Former deputy general manager of Eski Ziraat Bank Dr. Şenol Babuşcu spoke to Medyascope regarding the new changes to credit payments for Turkish consumers. Babuşcu characterized the changes as part of the Turkish Central Bank’s (TCMB) larger strategy to halt inflation of the Turkish Lira, which has seen massive devaluation especially in the last two months following Turkey’s general elections in May. 

“Forbidding installment payments for foreign travel expenses is part of an effort by the BDDK to prevent foreign currency from exiting the country…These new measures are designed to curb loans, lessen demand, and prevent inflation.”

Speaking more generally about the central bank’s ongoing attempts to prevent inflation, Babuşcu said:

“The TCMB’s most important monetary tightening tool in fighting inflation is its interest policy. But some don’t want to raise interest rates, and the government seems unable or unwilling to change these figures. Instead of attacking inflation directly using interest rates, they are attempting to tackle it from the side using other methods. It is like having a sick person who needs antibiotics, but you give them aspirin instead.

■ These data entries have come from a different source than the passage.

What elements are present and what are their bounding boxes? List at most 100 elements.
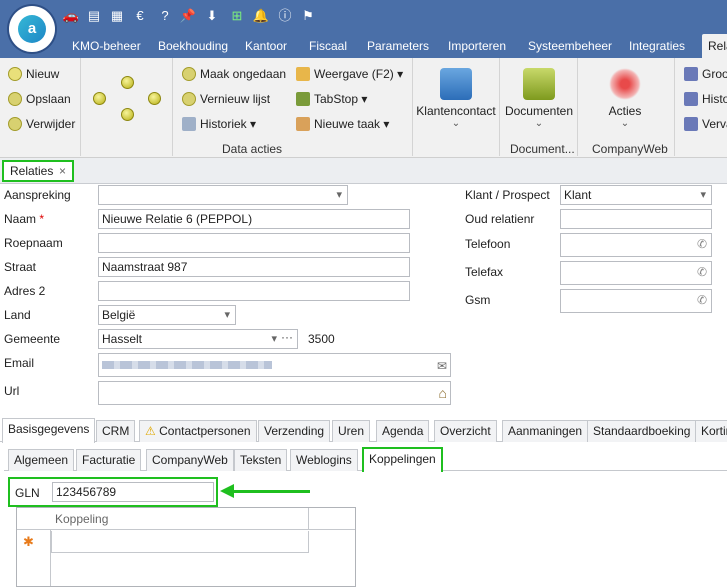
documenten-button[interactable]: Documenten ⌄ [504, 68, 574, 129]
save-button[interactable]: Opslaan [8, 89, 71, 109]
chevron-down-icon[interactable]: ▾ [271, 330, 277, 348]
tab-agenda[interactable]: Agenda [376, 420, 430, 442]
bell-icon[interactable]: 🔔 [252, 7, 270, 25]
tab-companyweb[interactable]: CompanyWeb [146, 449, 234, 471]
gemeente-select[interactable]: Hasselt ▾ ··· [98, 329, 298, 349]
menu-tab-relaties[interactable]: Rela [702, 34, 727, 58]
tab-facturatie[interactable]: Facturatie [76, 449, 142, 471]
klant-prospect-select[interactable]: Klant [560, 185, 712, 205]
refresh-button[interactable]: Vernieuw lijst [182, 89, 270, 109]
history-label: Historiek [200, 117, 247, 131]
tab-standaardboeking[interactable]: Standaardboeking [587, 420, 697, 442]
app-logo[interactable]: a [9, 6, 55, 52]
undo-button[interactable]: Maak ongedaan [182, 64, 286, 84]
group-icon [684, 67, 698, 81]
right-item-label: Histo [702, 92, 727, 106]
ribbon-right-item-1[interactable]: Groo [684, 64, 727, 84]
view-button[interactable]: Weergave (F2) ▾ [296, 64, 403, 84]
contacts-icon[interactable]: ▤ [85, 7, 103, 25]
tab-algemeen[interactable]: Algemeen [8, 449, 75, 471]
ribbon-separator [412, 58, 413, 156]
nav-first-icon[interactable] [93, 92, 106, 105]
tab-crm[interactable]: CRM [96, 420, 136, 442]
delete-icon [8, 117, 22, 131]
tab-teksten[interactable]: Teksten [234, 449, 288, 471]
tab-overzicht[interactable]: Overzicht [434, 420, 497, 442]
menu-tab-boekhouding[interactable]: Boekhouding [158, 36, 228, 56]
menu-tab-integraties[interactable]: Integraties [629, 36, 685, 56]
menu-tab-parameters[interactable]: Parameters [367, 36, 429, 56]
tab-aanmaningen[interactable]: Aanmaningen [502, 420, 589, 442]
menu-tab-kantoor[interactable]: Kantoor [245, 36, 287, 56]
gln-field[interactable]: 123456789 [52, 482, 214, 502]
tab-basisgegevens[interactable]: Basisgegevens [2, 418, 96, 443]
naam-field[interactable]: Nieuwe Relatie 6 (PEPPOL) [98, 209, 410, 229]
history-button[interactable]: Historiek ▾ [182, 114, 256, 134]
koppeling-grid[interactable]: Koppeling ✱ [16, 507, 356, 587]
menu-tab-systeembeheer[interactable]: Systeembeheer [528, 36, 612, 56]
tab-contactpersonen[interactable]: ⚠ Contactpersonen [139, 420, 257, 442]
warning-icon: ⚠ [145, 424, 156, 438]
download-icon[interactable]: ⬇ [203, 7, 221, 25]
currency-icon[interactable]: € [131, 7, 149, 25]
person-icon [440, 68, 472, 100]
right-item-label: Verva [702, 117, 727, 131]
telefax-field[interactable]: ✆ [560, 261, 712, 285]
car-icon[interactable]: 🚗 [62, 7, 80, 25]
gsm-field[interactable]: ✆ [560, 289, 712, 313]
tab-weblogins[interactable]: Weblogins [290, 449, 358, 471]
new-row[interactable] [51, 531, 309, 553]
oud-relatienr-field[interactable] [560, 209, 712, 229]
pin-icon[interactable]: 📌 [179, 7, 197, 25]
straat-field[interactable]: Naamstraat 987 [98, 257, 410, 277]
ribbon-right-item-2[interactable]: Histo [684, 89, 727, 109]
email-field[interactable]: ✉ [98, 353, 451, 377]
nav-last-icon[interactable] [148, 92, 161, 105]
tab-relaties[interactable]: Relaties × [2, 160, 74, 182]
ribbon-right-item-3[interactable]: Verva [684, 114, 727, 134]
adres2-field[interactable] [98, 281, 410, 301]
tab-koppelingen[interactable]: Koppelingen [362, 447, 443, 472]
new-task-label: Nieuwe taak [314, 117, 381, 131]
close-icon[interactable]: × [59, 162, 66, 180]
menu-tab-fiscaal[interactable]: Fiscaal [309, 36, 347, 56]
info-icon[interactable]: ⓘ [276, 7, 294, 25]
help-icon[interactable]: ? [156, 7, 174, 25]
calculator-icon[interactable]: ▦ [108, 7, 126, 25]
naam-label: Naam * [4, 212, 44, 226]
acties-button[interactable]: Acties ⌄ [592, 68, 658, 129]
document-tab-bar: Relaties × [0, 158, 727, 184]
new-task-button[interactable]: Nieuwe taak ▾ [296, 114, 389, 134]
phone-icon[interactable]: ✆ [697, 235, 707, 253]
klantencontact-button[interactable]: Klantencontact ⌄ [416, 68, 496, 129]
home-icon[interactable]: ⌂ [439, 384, 447, 402]
required-marker: * [39, 212, 45, 226]
sub-tab-bar: Algemeen Facturatie CompanyWeb Teksten W… [4, 447, 727, 472]
phone-icon[interactable]: ✆ [697, 291, 707, 309]
delete-button[interactable]: Verwijder [8, 114, 75, 134]
tab-verzending[interactable]: Verzending [258, 420, 331, 442]
column-header-koppeling[interactable]: Koppeling [51, 508, 309, 530]
aanspreking-select[interactable] [98, 185, 348, 205]
new-label: Nieuw [26, 67, 60, 81]
url-field[interactable]: ⌂ [98, 381, 451, 405]
group-label-companyweb: CompanyWeb [592, 142, 668, 156]
land-select[interactable]: België [98, 305, 236, 325]
flag-icon[interactable]: ⚑ [299, 7, 317, 25]
tabstop-button[interactable]: TabStop ▾ [296, 89, 367, 109]
undo-label: Maak ongedaan [200, 67, 287, 81]
ellipsis-icon[interactable]: ··· [281, 330, 293, 346]
nav-down-icon[interactable] [121, 108, 134, 121]
nav-up-icon[interactable] [121, 76, 134, 89]
roepnaam-field[interactable] [98, 233, 410, 253]
phone-icon[interactable]: ✆ [697, 263, 707, 281]
add-icon[interactable]: ⊞ [228, 7, 246, 25]
telefoon-field[interactable]: ✆ [560, 233, 712, 257]
ribbon-separator [80, 58, 81, 156]
menu-tab-importeren[interactable]: Importeren [448, 36, 506, 56]
menu-tab-kmo[interactable]: KMO-beheer [72, 36, 141, 56]
tab-uren[interactable]: Uren [332, 420, 371, 442]
email-compose-icon[interactable]: ✉ [437, 357, 447, 375]
new-button[interactable]: Nieuw [8, 64, 59, 84]
tab-kortingen[interactable]: Kortin [695, 420, 727, 442]
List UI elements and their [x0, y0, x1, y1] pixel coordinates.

These really do not offer a remedy to the problem.”

Following President Recep Tayyip Erdoğan’s election victory in late May, the Turkish Lira plummeted, leading the central bank to raise interest rates from 8.5% to 15%, the bank’s first interest rate hike in over two years. Several new hires since Erdoğan’s election victory, namely new Finance Minister Mehmet Şimşek and new Central Bank President Hafize Gaye Erkan, have inspired hope for a return to orthodox economic policies following years of runaway inflation driven in part by low interest rates, long a hallmark of the president’s economic policy.